«Sei brutta, sta' zitta»: l'editoriale di Silvia Grilli
«Sei brevilinea, con le gambe corte», sibilò un giorno il caporedattore culturale del quotidiano dove allora lavoravo, sparandomi addosso la critica come una fucilata. Schiumava di rabbia perché il direttore mi aveva affidato un elzeviro di prima pagina, e la sua vendetta fu attaccarmi sull’aspetto fisico.
Il nuovo libro di Michelle Obama, The Look, racconta per immagini e testi i suoi vestiti. Capi che non erano e non sono solo abiti, ma scelte precise con cui comunicare la propria personalità.
In una delle presentazioni pubbliche del volume, l’ex first lady ha detto: «Il mondo vuole controllare le donne. La prima cosa che fanno è governare la nostra bellezza. Ci sentiamo costrette a mostrarci perfette come bamboline per evitare di essere aggredite. Succede alle giovani attrici, alle ragazze sui social, a tutte noi. La cultura del mondo è rimettere le donne nei posti subordinati attaccando il loro aspetto fisico».

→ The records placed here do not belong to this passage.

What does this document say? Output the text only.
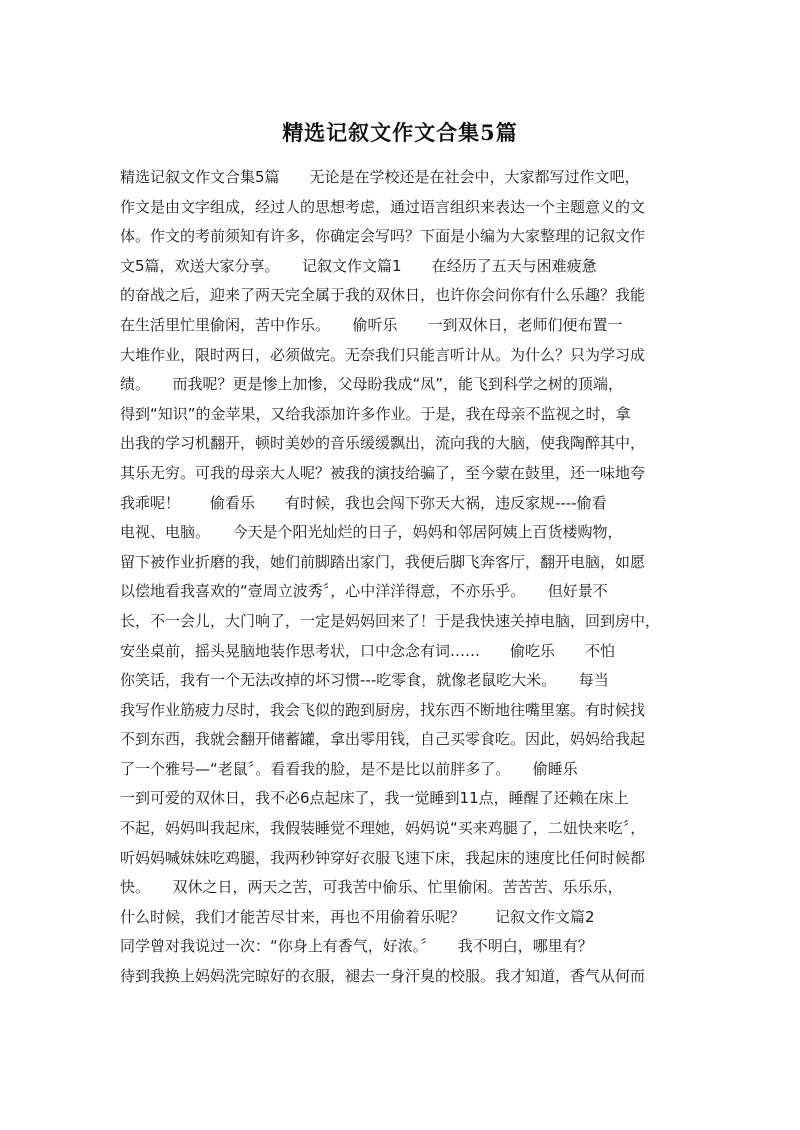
精选记叙文作文合集5篇
精选记叙文作文合集5篇　　无论是在学校还是在社会中，大家都写过作文吧，
作文是由文字组成，经过人的思想考虑，通过语言组织来表达一个主题意义的文
体。作文的考前须知有许多，你确定会写吗？下面是小编为大家整理的记叙文作
文5篇，欢送大家分享。　　记叙文作文篇1　　在经历了五天与困难疲惫
的奋战之后，迎来了两天完全属于我的双休日，也许你会问你有什么乐趣？我能
在生活里忙里偷闲，苦中作乐。　　偷听乐　　一到双休日，老师们便布置一
大堆作业，限时两日，必须做完。无奈我们只能言听计从。为什么？只为学习成
绩。　　而我呢？更是惨上加惨，父母盼我成“凤”，能飞到科学之树的顶端，
得到“知识”的金苹果，又给我添加许多作业。于是，我在母亲不监视之时，拿
出我的学习机翻开，顿时美妙的音乐缓缓飘出，流向我的大脑，使我陶醉其中，
其乐无穷。可我的母亲大人呢？被我的演技给骗了，至今蒙在鼓里，还一味地夸
我乖呢！　　偷看乐　　有时候，我也会闯下弥天大祸，违反家规----偷看
电视、电脑。　　今天是个阳光灿烂的日子，妈妈和邻居阿姨上百货楼购物，
留下被作业折磨的我，她们前脚踏出家门，我便后脚飞奔客厅，翻开电脑，如愿
以偿地看我喜欢的“壹周立波秀〞，心中洋洋得意，不亦乐乎。　　但好景不
长，不一会儿，大门响了，一定是妈妈回来了！于是我快速关掉电脑，回到房中，
安坐桌前，摇头晃脑地装作思考状，口中念念有词……　　偷吃乐　　不怕
你笑话，我有一个无法改掉的坏习惯---吃零食，就像老鼠吃大米。　　每当
我写作业筋疲力尽时，我会飞似的跑到厨房，找东西不断地往嘴里塞。有时候找
不到东西，我就会翻开储蓄罐，拿出零用钱，自己买零食吃。因此，妈妈给我起
了一个雅号—“老鼠〞。看看我的脸，是不是比以前胖多了。　　偷睡乐
一到可爱的双休日，我不必6点起床了，我一觉睡到11点，睡醒了还赖在床上
不起，妈妈叫我起床，我假装睡觉不理她，妈妈说“买来鸡腿了，二妞快来吃〞，
听妈妈喊妹妹吃鸡腿，我两秒钟穿好衣服飞速下床，我起床的速度比任何时候都
快。　　双休之日，两天之苦，可我苦中偷乐、忙里偷闲。苦苦苦、乐乐乐，
什么时候，我们才能苦尽甘来，再也不用偷着乐呢？　　记叙文作文篇2
同学曾对我说过一次：“你身上有香气，好浓。〞　　我不明白，哪里有？
待到我换上妈妈洗完晾好的衣服，褪去一身汗臭的校服。我才知道，香气从何而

Il corpo femminile è da sempre colonizzato dal potere maschile: osservato, regolato, giudicato. Con le sue parole di biasimo, quel caporedattore non criticava il mio articolo, su cui non aveva niente da ridire.
Rimproverava il mio corpo per ristabilire una gerarchia dove lui, in quanto maschio, stava all’apice. Il suo messaggio era: «Io ti guardo e dico che non sei bella, perciò non vali niente anche se scrivi il pezzo migliore del mondo».
Non lo fanno solo gli uomini. Anche le donne sanno essere bravissime soldatesse del patriarcato. Quante volte per sminuirci l’un l’altra ci massacriamo sull’aspetto fisico? Le libertà conquistate non ci hanno affrancate dall’usare la clava dell’estetica anche tra di noi.
Cambiano le modalità. Se prima una mia compagna di classe mi urlava «Sei brutta», oggi questo lo gridano sotto i profili social a donne famose (e, paradossalmente, di solito bellissime).
Quante aggressioni alle nostre fattezze vengono scritte sotto i post, senza neppure provare un minimo di vergogna, per punire la celebrità di turno o la politica che esprime le sue opinioni o semplicemente una femmina che dice ciò che pensa?
Quando ci esponiamo, facendo sentire la nostra voce, veniamo bersagliate di insulti non per quello che diciamo, ma per come lo diciamo o sul nostro aspetto fisico. Ci vorrebbero belle e mute, e comunque non sarebbe lo stesso mai abbastanza.
Se esponenti politiche e donne famose hanno le spalle larghe e sanno reagire anche pubblicamente denunciando la misoginia sui social, le stesse spalle larghe probabilmente non le hai se sei giovane e impreparata a reagire.
Allora il tuo corpo diventa non solo un bersaglio, ma anche un ostacolo e una colpa. Bisognerebbe insegnare fin dall’infanzia alle bambine quanto è importante spostare lo sguardo da se stesse alle proprie passioni, ai propri interessi.
Nel mio piccolo ci provo, poi fallirò certamente, ma quando mia figlia soffre per un commento maligno lanciato come una sassata, non le dico solo che non è vero e che comunque il suo corpo ha un valore indipendentemente dallo sguardo degli altri. Aggiungo che non abbiamo nessun merito del corpo con cui nasciamo. Non abbiamo fatto niente per averlo così: bello o brutto che sia.
La bellezza è una roulette. Il merito lo abbiamo per gli esseri umani che siamo, per quello che facciamo, per i sogni che realizziamo.